Would clarity be best served by examples? Or by lengthier definitions? I have adopted the Dublin Core tendency toward brevity wherever possible, not pretending to know the scope of usage of a term in the long run. We have the supplementary wiki at our disposal to clarify as much as necessary. It has only just begun to be filled with useful material that I happened to feel qualified to provide based on my experience. I think we could do a lot more with it, and not affect the standard while doing so.

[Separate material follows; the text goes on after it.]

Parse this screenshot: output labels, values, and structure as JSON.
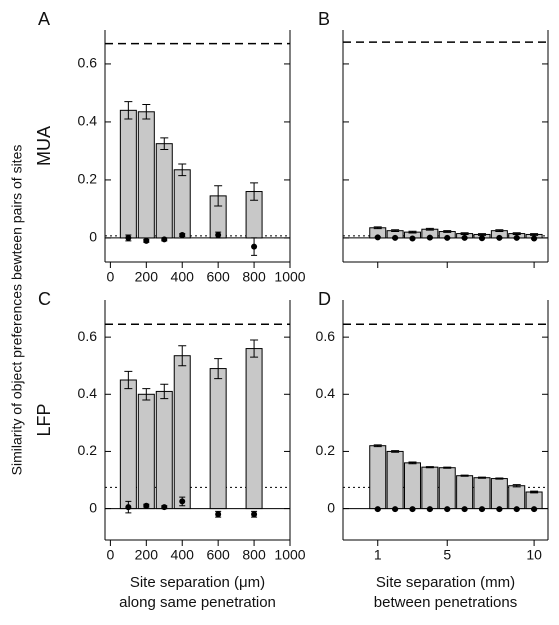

I must however emphasise that I am very happy to see how much work has
gone
into this revision and the level of forethought in addressing many
important
issues.
Much appreciated, sincerely.
John
Donald
-----Original Message----- From: renato@cria.org.br [mailto:renato@cria.org.br] Sent: Friday, 24 July 2009 7:04 AM Subject: RE: [STDTRK] Request for a Decision for Public Review of
DarwinCore
Draft Standard
Hi Donald,
Scientific name is precisely the kind of term that I feel should be generic. There's an ancient search interface at CRIA that illustrates the use case "give me everything you have related with this scientific name":
http://names.cria.org.br/index?lang=en (check all checkboxes at the bottom of the page)
In SPARQL I think the query would simply look like:
SELECT ?x WHERE { ?x http://rs.tdwg.org/ont/scientificName "some name" }
instead of repeating the same condition for every possible combination of domain#property.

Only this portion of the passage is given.